Mülga 1475 sayılı İş Kanunu"nun 14. maddesinde, işçinin iş sözleşmesini bağlı bulunduğu Sosyal Güvenlik Kurumundan yaşlılık aylığı almak amacıyla feshetmesi durumunda, kıdem tazminatına hak kazanacağı öngörülmüş ve yine aynı maddede, iş sözleşmesinin bu amaçla feshinden söz edilebilmesi için ; sözleşmeyi işçinin feshetmiş olması, feshin emekli (yaşlılık) aylığı almak amacıyla yapılmış olması ve işçinin Sosyal Güvenlik Kurumuna başvurduğunu ve aylığı hak kazandığını belgelemesi gerektiği belirtilmiştir. İşçinin, iş sözleşmesini yaşlılık aylığı almak amacıyla feshinde, kıdem tazminatı hakkının doğması için fesih tarihinde yaşlılık aylığına hak kazanma şartlarının gerçekleşmiş olması yeterlidir. Kanunda ön görülen belgeleme şartına uyulmamış olması kıdem tazminatı hakkının doğmasını engellemez. Belgeleme kosuluna uyulmaması hali sadece kıdem tazminatının gecikme faizinin fesih tarihinden değil dava tarihinden başlatılması sonucunu meydana getirir.

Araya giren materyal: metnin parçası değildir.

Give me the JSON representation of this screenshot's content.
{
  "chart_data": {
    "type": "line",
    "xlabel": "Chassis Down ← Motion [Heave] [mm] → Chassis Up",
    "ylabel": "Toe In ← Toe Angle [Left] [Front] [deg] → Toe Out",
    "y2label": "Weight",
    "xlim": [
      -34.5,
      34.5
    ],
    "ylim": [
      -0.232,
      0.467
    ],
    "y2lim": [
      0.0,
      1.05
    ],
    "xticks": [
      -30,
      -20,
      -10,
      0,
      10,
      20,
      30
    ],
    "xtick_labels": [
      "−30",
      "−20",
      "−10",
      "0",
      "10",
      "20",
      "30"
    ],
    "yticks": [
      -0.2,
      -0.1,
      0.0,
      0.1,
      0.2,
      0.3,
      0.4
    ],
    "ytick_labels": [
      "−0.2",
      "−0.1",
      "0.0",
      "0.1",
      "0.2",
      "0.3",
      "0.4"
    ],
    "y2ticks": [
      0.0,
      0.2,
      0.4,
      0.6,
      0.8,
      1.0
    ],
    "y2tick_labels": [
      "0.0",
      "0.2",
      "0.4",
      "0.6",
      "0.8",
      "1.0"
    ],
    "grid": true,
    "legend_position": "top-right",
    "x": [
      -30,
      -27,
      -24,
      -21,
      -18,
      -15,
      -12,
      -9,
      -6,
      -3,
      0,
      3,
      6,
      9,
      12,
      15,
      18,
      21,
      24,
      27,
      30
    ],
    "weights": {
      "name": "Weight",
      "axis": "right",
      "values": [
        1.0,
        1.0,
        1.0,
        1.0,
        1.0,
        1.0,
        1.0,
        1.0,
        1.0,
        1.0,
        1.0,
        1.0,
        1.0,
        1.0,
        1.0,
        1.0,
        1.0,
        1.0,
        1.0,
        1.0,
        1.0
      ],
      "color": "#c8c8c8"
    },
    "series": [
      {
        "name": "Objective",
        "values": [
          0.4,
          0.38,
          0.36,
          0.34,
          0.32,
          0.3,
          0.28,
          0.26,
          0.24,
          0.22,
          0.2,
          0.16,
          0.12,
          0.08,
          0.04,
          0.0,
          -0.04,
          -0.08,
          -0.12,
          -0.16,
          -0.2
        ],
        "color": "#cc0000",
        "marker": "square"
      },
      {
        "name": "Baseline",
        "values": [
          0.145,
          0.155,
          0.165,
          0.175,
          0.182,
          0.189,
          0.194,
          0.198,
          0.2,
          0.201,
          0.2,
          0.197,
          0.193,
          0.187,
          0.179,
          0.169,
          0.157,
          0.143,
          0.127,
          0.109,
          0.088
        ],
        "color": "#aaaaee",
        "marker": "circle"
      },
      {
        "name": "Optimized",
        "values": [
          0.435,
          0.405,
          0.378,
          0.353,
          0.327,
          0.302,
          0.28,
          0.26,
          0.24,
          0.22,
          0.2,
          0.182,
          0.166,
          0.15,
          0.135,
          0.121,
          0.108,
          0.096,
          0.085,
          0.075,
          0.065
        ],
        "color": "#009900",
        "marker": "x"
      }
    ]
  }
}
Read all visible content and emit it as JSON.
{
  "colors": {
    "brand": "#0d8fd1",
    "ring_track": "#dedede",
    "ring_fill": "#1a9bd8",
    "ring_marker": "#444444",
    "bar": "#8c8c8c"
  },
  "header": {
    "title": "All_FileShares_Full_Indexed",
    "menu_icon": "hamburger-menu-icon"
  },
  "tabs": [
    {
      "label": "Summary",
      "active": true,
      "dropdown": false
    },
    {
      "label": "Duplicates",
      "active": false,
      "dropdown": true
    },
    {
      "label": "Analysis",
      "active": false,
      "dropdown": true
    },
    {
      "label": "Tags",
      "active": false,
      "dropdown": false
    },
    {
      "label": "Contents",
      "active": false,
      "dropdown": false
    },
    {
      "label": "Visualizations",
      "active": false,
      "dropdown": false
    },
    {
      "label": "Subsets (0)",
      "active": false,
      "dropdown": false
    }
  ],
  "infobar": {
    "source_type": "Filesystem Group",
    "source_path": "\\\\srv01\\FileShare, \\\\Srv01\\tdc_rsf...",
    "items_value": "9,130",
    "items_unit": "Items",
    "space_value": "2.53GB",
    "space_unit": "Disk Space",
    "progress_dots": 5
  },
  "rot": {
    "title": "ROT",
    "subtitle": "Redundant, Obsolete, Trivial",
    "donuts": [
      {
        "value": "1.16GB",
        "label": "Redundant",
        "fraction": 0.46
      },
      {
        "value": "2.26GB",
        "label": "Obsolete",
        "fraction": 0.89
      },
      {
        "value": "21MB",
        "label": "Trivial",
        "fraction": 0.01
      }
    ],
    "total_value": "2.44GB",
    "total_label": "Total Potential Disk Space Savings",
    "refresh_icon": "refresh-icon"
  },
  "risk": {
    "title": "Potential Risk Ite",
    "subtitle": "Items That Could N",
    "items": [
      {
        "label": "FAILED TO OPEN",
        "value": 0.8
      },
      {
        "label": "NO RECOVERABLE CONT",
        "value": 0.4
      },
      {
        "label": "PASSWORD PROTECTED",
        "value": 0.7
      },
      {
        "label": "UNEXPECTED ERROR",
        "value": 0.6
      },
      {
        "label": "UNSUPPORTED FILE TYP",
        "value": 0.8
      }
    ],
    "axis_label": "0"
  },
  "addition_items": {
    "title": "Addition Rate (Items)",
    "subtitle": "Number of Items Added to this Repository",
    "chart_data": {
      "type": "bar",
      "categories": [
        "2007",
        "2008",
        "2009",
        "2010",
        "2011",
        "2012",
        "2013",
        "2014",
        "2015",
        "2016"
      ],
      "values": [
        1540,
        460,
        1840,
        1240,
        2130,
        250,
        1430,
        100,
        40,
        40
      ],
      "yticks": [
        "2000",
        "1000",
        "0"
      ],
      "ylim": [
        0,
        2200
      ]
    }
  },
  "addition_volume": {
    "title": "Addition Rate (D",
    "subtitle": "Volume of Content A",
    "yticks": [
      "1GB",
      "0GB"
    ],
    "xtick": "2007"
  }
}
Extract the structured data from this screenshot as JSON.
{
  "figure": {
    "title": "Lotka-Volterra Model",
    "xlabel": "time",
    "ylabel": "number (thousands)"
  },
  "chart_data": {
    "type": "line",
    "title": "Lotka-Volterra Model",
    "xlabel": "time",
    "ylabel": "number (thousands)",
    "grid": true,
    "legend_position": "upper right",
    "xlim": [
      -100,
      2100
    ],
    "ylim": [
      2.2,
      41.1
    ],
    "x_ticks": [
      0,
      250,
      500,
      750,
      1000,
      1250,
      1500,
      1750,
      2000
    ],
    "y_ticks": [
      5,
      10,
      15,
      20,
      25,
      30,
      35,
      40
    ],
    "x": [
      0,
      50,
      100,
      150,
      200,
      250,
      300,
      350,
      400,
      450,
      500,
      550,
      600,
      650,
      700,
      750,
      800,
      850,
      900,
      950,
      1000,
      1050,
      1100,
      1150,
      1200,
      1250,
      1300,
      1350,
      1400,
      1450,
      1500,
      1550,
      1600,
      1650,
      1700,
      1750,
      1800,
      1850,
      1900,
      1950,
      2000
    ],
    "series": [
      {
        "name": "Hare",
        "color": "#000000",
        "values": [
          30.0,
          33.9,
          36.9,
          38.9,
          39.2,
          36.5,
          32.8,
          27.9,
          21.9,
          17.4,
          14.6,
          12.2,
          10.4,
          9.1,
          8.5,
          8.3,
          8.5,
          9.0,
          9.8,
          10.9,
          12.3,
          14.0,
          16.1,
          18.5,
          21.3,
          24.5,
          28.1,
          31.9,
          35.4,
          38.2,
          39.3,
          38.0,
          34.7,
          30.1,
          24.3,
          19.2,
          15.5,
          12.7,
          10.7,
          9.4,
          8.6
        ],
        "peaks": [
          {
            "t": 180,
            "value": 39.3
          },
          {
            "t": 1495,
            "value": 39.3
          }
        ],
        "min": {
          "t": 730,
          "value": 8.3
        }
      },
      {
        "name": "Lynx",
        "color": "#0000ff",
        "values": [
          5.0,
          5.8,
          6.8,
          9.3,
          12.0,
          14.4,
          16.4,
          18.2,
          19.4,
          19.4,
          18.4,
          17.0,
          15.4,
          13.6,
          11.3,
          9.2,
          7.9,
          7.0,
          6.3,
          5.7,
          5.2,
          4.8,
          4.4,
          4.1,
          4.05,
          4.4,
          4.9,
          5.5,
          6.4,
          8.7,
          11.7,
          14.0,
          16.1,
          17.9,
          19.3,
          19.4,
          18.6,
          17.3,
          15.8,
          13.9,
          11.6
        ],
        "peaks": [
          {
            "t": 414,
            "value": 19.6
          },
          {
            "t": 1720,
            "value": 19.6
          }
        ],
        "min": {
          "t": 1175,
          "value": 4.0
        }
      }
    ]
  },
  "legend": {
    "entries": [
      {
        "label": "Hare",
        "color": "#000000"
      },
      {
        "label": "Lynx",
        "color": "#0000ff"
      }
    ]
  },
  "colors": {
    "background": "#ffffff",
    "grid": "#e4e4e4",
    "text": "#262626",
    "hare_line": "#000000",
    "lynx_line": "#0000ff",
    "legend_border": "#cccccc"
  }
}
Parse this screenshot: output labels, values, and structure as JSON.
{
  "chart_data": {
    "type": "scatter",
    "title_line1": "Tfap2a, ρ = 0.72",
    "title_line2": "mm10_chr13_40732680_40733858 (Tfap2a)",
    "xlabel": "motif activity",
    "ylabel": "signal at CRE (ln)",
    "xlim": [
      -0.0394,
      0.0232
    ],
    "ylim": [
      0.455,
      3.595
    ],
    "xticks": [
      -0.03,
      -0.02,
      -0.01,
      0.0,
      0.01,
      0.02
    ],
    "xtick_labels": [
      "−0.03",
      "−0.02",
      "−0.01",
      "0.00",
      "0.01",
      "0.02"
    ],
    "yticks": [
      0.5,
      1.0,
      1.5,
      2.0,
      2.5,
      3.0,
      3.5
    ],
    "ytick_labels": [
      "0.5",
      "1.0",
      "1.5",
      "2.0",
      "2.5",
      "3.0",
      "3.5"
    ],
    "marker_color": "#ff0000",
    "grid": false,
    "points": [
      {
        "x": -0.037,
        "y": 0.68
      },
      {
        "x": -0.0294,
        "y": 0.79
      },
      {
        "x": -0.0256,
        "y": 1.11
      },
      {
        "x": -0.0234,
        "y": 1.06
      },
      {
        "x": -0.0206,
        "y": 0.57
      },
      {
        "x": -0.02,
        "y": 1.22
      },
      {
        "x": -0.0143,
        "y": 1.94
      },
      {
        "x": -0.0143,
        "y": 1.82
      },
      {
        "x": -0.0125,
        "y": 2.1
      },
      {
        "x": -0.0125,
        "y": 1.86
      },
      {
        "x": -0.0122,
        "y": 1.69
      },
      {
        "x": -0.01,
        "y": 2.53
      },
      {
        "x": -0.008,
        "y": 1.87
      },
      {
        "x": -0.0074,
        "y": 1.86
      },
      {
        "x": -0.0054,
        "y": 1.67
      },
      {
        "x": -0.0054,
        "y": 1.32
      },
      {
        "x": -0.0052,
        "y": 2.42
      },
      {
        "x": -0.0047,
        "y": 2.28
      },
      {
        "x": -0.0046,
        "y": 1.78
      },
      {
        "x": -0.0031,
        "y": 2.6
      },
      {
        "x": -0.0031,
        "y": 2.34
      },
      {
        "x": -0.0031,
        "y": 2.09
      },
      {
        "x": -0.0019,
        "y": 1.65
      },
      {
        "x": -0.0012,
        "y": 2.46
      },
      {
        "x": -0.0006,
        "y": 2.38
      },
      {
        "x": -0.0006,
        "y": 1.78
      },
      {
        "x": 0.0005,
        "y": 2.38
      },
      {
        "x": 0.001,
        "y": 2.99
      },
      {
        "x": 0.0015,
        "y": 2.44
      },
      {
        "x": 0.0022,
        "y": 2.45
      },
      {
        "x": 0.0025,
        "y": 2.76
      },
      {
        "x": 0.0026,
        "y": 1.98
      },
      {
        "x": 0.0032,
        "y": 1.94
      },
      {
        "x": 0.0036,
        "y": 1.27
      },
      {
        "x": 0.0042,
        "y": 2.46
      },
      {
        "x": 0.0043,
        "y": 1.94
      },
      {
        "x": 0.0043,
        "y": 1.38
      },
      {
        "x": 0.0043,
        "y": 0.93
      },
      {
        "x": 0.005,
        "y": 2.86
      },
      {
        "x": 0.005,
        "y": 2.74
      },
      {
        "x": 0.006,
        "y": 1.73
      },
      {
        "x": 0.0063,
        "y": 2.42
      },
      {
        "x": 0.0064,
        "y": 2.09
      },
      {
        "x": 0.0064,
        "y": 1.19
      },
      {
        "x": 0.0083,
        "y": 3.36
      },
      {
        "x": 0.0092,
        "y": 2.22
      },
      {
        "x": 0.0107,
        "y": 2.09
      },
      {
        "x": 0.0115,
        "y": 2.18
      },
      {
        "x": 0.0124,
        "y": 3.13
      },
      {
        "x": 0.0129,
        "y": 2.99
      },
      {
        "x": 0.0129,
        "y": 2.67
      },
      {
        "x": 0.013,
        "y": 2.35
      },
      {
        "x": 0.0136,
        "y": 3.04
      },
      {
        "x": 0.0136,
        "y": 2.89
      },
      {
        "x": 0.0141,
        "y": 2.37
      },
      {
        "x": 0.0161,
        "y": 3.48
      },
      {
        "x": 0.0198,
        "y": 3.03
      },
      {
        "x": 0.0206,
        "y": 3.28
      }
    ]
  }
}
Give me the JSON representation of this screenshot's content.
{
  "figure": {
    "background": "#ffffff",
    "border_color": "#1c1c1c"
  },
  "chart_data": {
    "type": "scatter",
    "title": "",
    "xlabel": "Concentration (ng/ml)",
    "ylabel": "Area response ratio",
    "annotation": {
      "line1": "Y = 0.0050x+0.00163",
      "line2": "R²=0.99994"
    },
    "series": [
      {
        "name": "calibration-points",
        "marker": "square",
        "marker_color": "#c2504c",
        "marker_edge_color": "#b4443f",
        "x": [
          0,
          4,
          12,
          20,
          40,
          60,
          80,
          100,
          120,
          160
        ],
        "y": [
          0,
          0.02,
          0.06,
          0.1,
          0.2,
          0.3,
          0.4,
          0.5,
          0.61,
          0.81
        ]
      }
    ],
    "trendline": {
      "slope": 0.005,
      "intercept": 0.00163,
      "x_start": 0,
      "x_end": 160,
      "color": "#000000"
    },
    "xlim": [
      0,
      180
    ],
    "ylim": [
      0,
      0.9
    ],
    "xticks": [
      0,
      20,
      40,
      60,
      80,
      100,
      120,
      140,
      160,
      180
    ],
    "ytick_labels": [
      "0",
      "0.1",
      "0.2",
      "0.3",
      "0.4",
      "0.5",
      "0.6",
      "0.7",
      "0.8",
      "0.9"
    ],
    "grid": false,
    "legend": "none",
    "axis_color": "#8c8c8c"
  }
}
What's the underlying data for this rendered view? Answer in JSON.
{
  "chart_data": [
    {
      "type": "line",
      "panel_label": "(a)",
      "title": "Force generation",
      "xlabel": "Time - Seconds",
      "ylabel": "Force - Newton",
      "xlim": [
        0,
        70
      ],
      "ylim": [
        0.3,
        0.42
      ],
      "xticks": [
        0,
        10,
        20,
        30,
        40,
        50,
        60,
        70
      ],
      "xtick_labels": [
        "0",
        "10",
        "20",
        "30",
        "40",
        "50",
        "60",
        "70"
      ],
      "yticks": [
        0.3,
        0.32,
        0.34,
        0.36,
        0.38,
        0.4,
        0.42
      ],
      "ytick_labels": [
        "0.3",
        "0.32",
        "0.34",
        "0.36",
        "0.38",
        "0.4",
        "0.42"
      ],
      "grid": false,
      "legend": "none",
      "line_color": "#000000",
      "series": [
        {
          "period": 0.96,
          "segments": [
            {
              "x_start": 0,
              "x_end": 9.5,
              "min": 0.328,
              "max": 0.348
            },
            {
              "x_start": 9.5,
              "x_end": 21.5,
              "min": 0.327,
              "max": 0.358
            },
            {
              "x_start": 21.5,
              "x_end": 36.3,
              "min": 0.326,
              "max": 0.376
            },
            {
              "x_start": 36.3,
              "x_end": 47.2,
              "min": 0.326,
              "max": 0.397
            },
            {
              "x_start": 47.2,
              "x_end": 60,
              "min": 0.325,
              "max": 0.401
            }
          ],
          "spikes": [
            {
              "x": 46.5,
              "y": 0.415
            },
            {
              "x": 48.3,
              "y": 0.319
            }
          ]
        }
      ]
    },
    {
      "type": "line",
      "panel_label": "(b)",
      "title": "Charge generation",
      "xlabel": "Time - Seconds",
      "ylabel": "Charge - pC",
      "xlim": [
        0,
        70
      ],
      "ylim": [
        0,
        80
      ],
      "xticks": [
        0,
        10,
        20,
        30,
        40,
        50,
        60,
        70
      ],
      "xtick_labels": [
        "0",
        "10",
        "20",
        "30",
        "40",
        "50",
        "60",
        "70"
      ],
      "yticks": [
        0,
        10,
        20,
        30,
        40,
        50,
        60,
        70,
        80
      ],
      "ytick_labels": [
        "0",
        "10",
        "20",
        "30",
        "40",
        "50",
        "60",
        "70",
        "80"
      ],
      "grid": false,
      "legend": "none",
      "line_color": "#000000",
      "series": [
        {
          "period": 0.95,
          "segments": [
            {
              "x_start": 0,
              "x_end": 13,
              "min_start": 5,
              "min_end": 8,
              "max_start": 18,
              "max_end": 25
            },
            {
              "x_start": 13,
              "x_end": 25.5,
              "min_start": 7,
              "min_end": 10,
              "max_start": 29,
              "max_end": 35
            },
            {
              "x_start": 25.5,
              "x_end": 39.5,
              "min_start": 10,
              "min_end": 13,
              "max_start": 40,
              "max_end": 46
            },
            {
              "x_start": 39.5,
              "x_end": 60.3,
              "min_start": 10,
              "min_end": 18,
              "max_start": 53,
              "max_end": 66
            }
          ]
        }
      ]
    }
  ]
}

Başka bir anlatımla bu yön iş verenin kıdem tazminatı borcu bakımında hangi tarihte temerrüde düştüğünün tespitinde belirleyici olur.
Somut olayda, davacının emekliliği hakettiğine dair belgeleri işverene vermediği anlaşılmaktadır. Hal böyle olunca, kıdem tazminatına dava tarihinden itibaren faiz yürütülmesi gerekirken hatalı değerlendirme ile fesih tarihinden itibaren faiz yürütülmesi usul ve kanuna aykırı olup bozmayı gerektirir.
Ne var ki, bu yanlışlığın giderilmesi yeniden yargılama yapılmasını gerektirmediğinden 6100 sayılı Hukuk Muhakemeleri Kanunu"nun geçici 3. maddesi uyarınca uygulanmasına devam olunan mülga 1086 sayılı Hukuk Usulü Muhakemeleri Kanunu"nun 438/7. maddesi uyarınca aşağıda belirtilen şekilde düzeltilerek onanması uygun bulunmuştur.
SONUÇ: Yukarıda açıklanan sebeplerle hüküm fıkrasının, kıdem tazminatına dair birinci parağrafının silinerek yerine;
"14.464,29 TL brüt kıdem tazminatının, dava tarihi olan 29.07.2013 tarihinden itibaren işleyecek en yüksek banka mevduat faizi ile birlikte davalılardan müştereken ve müteselsilen tahsili ile davacıya verilmesine," rakam ve sözcüklerinin yazılmasına ve hükmün bu düzeltilmiş şekli ile ONANMASINA, aşağıda yazılı temyiz giderinin temyiz edenlerden davalı ....... Ortaklığına yükletilmesine, 03.12.2015 gününde oybirliği ile karar verildi.